Pakistani netizens on Friday said Shehbaz Sharif-led government shouldn't be celebrating for securing a badly-needed $3 billion short-term financial package from the International Monetary Fund (IMF) on Friday.
The new nine-month standby arrangement came hours before a current IMF agreement expires, offering relief to Pakistan, which is battling an acute balance of payments crisis.
Prime Minister Shehbaz Sharif said it would put Pakistan "on the path of sustainable economic growth".
"Under the new programme, the priority areas will be hike in electricity prices by Rs 8.25 per unit. And the coming inflationary storm has been called success by our government," said a Twitter user.
Many called Shehbaz Sharif a 'bhikhari' (beggar) for securing the deal, which might not be enough to tackle its many economic troubles.
The $3 billion IMF funding is higher than expected as it looks set to replace the remaining $2.5 billion from a $6.5 billion longer-term Extended Fund Facility agreed in 2019.
The deal will also unlock other bilateral and multilateral financing. Long-time allies Saudi Arabia, the UAE and China have already pledged or rolled over billions of loans.
"This will support near-term policy efforts and replenish gross reserves," the IMF said.

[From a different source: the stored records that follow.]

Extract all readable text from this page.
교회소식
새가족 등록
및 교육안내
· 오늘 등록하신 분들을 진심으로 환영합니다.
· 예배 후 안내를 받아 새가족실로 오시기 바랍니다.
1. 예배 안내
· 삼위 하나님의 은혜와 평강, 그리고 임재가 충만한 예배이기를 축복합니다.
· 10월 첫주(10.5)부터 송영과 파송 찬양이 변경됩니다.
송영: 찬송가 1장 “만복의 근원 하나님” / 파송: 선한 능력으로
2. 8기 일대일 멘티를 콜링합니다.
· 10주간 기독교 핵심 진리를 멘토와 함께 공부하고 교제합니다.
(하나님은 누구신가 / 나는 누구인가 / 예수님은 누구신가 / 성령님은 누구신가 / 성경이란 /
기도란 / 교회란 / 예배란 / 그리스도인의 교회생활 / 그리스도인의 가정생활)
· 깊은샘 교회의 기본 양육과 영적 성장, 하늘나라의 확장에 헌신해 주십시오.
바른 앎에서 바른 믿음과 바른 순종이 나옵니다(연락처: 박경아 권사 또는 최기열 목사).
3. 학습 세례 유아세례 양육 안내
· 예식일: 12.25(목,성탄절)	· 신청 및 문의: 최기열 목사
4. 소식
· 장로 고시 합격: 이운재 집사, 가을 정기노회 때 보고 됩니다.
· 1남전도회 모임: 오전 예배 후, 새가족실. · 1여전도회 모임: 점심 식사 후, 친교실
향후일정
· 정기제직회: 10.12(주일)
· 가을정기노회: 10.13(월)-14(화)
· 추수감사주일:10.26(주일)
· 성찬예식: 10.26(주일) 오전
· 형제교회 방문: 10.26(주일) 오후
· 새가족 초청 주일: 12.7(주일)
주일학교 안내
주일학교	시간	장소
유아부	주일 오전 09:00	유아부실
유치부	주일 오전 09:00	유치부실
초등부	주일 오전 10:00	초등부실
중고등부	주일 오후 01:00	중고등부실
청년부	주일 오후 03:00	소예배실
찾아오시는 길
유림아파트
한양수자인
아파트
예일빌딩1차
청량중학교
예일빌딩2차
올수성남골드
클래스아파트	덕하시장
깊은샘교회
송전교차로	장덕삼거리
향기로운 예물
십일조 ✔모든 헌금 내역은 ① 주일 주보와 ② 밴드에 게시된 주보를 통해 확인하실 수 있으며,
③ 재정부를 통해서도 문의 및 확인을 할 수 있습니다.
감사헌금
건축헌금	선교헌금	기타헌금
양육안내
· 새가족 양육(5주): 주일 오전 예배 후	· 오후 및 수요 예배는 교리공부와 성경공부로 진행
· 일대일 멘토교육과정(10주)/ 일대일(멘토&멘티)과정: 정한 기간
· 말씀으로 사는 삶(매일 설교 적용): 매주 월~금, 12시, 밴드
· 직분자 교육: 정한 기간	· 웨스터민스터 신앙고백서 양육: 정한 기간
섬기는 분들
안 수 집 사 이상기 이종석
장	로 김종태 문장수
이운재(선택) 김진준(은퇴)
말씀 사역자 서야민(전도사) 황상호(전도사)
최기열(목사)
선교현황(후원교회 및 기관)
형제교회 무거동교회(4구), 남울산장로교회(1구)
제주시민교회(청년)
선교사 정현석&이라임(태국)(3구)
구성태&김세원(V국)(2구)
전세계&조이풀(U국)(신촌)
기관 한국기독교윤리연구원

"You were given a nation with $16B in reserves and, like Houdini high on crack, you made all that disappear in less than 6 months. You should brag about that," quipped a Twitter user.
Reforms in the energy sector, which has accumulated nearly Rs 3.6 trillion Pakistani ($12.58 billion) in debt, has been a cornerstone of the IMF talks.
The IMF said it would want steadfast policy implementation by Pakistan to overcome challenges, "particularly in the energy sector", where it expects a rise in electricity prices.
The IMF said the central bank should remain pro-active to reduce inflation and maintain a foreign exchange framework.
The painful adjustments have already fuelled all time high inflation of 38% year-on-year in May.